Acne at any age is embarrassing, affecting social interaction and self-esteem. Acne occurs when the skin’s sebaceous glands become overactive and plugged with cellular debris. A bacterium accumulates in the blocked gland resulting in pimples, cysts and inflammation.
The treatment for acne depends on the individual and done on a one-to-one basis with a doctor or dermatologist. The MD Skin Boutique consultants will develop your personalized acne treatment plan after a free consultation.
- Oral medications
- Topical cream
- Acne-fighting cosmetics
- Proper skin care regimen
- Chemical peels
Often, a combination of these treatments works best.
Our SharpLight Intense Pulsed Light (IPL) system could be used in a number of different skin rejuvenation treatments for boosting production of collagen and treating various skin conditions including acne.
What causes acne?
The causes of acne are linked to the changes that take place as young people mature from childhood to adolescence (puberty). The hormones that cause physical maturation also cause the sebaceous (oil) glands of the skin to produce more sebum (oil). The hormones with the greatest effect on sebaceous glands are androgens (male hormones), which are present in females as well as males.
Sebaceous glands and the hair shaft are found in a unit called a sebaceous follicle. During puberty, the cells of the skin that line the follicle begin to shed and stick together more rapidly. When the cells mix with the increased amount of sebum being produced it plugs the opening of the follicle. A natural skin bacterium called P. acne, begins to multiply rapidly in the clogged hair follicle producing inflammation. Sometimes, the wall of the follicle bursts, spreading inflammation to the surrounding skin. This is the process by which acne lesions from blackheads to pimples to nodules.
I never had acne as a teenager. Why am I now getting acne as an adult?

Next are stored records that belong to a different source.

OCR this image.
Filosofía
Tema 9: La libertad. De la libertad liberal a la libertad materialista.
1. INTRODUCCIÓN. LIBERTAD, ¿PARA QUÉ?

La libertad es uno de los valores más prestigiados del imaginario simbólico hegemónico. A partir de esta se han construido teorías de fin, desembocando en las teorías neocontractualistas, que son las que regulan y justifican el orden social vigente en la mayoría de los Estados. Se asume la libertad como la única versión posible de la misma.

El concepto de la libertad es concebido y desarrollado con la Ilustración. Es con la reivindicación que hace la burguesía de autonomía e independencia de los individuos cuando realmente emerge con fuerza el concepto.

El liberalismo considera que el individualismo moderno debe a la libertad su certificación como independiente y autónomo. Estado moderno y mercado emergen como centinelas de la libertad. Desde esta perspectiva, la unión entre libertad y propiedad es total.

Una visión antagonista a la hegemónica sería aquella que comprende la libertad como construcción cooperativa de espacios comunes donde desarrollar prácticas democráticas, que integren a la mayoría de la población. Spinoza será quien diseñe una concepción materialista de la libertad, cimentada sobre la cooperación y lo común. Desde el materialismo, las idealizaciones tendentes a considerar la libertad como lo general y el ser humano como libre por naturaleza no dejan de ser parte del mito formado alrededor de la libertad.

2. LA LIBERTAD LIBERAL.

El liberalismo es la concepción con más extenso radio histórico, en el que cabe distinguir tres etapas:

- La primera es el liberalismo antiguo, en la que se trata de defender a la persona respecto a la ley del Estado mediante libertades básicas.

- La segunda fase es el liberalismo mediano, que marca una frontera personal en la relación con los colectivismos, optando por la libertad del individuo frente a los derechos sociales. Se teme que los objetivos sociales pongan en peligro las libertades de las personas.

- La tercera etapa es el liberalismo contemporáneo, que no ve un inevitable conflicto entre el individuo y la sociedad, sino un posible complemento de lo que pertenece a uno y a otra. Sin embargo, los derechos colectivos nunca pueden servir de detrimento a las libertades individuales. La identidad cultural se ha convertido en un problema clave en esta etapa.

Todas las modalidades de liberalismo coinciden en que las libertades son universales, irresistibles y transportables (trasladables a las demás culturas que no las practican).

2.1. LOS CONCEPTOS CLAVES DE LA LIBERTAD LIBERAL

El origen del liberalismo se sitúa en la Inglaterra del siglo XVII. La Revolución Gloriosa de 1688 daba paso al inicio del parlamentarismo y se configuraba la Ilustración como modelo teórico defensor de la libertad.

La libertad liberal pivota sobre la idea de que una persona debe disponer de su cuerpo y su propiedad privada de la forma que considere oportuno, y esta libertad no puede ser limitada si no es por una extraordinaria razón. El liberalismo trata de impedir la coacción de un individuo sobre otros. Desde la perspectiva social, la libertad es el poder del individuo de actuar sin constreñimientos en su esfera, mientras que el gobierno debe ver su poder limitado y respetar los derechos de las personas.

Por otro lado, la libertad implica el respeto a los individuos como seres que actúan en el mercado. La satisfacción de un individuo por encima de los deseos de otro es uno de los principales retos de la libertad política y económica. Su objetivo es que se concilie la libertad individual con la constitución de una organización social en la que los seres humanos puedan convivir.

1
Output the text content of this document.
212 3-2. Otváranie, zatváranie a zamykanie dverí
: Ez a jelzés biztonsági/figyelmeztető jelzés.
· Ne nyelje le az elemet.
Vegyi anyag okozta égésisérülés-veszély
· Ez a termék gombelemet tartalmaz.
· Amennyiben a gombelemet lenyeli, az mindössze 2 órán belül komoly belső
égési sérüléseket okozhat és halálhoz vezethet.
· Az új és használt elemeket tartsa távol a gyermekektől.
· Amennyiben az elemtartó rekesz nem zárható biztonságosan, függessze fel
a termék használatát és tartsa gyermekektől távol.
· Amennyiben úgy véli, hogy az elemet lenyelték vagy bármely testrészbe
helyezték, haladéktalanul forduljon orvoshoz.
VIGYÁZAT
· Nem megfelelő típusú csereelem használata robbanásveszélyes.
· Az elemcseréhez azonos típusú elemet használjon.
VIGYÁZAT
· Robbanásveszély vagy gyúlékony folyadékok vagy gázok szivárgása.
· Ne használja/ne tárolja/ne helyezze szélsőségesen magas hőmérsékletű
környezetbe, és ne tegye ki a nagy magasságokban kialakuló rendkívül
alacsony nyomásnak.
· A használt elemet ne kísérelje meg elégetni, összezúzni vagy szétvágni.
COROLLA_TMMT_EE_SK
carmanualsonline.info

Usually, acne begins at puberty and is gone by the early 20s. In some cases, acne may persist into adulthood. Such types of acne include severe forms that affect the body as well as the face (which afflict males more than females) and acne associated with the menstrual cycle in women. In other cases, acne may not present itself until adulthood. Such acne is more likely to affect females than males due to sudden hormonal changes with age, birth control or pregnancy. Sometimes young women may wear cosmetics that are comedogenic – that is, they can set up conditions that cause comedones to form.
What role does diet play in acne?
Acne is not caused by food. While some people feel that their acne is aggravated by certain foods, particularly chocolate, colas, peanuts, shellfish and some fatty foods, there is no scientific evidence that suggests food causes or influences acne. Avoid any foods which seem to worsen your acne and, for your overall health, eat a balanced diet -but diet shouldn’t really matter if the acne is being appropriately treated.
Does the sun help acne?
Many feel that sunlight can reduce their acne lesions and go to great lengths to find sources of ultraviolet light. Ultraviolet light in sunlight increases the risk of skin cancer and early aging of the skin. Therefore, sun is not a recommended technique of acne management, especially since there are many other proven forms of treatment for acne. Moreover, many acne treatments increase the skin’s sensitivity to ultraviolet light, making the risk of ultraviolet light exposure even worse.
Is it harmful to squeeze my blemishes?
Yes, acne lesions should not be picked or squeezed by the patient. Squeezing forces infected material deeper into the skin, causing additional inflammation and possible scarring.
Can anything be done about scarring caused by acne?
Individually prescribed treatments to prevent scarring is recommended. Chemical peels may be used in some patients, while dermabrasion or laser abrasion may benefit others. It is important that the acne be well controlled before any procedure is used to alleviate scarring.
How long before I see a visible result from using my acne medication?
Although results depend on the product prescribed by your doctor, most treatments are to be taken daily for 4 to 8 weeks in duration.
My topical treatment seems to work on the spots I treat, but I keep getting new acne blemishes. What should I do?
Topical acne medications are made to be used on all acne-prone areas, not just individual lesions. Part of the goal is to treat the skin before lesions can form. Patients are generally advised to treat all of the areas (forehead, cheeks, chin and nose) that tend to break.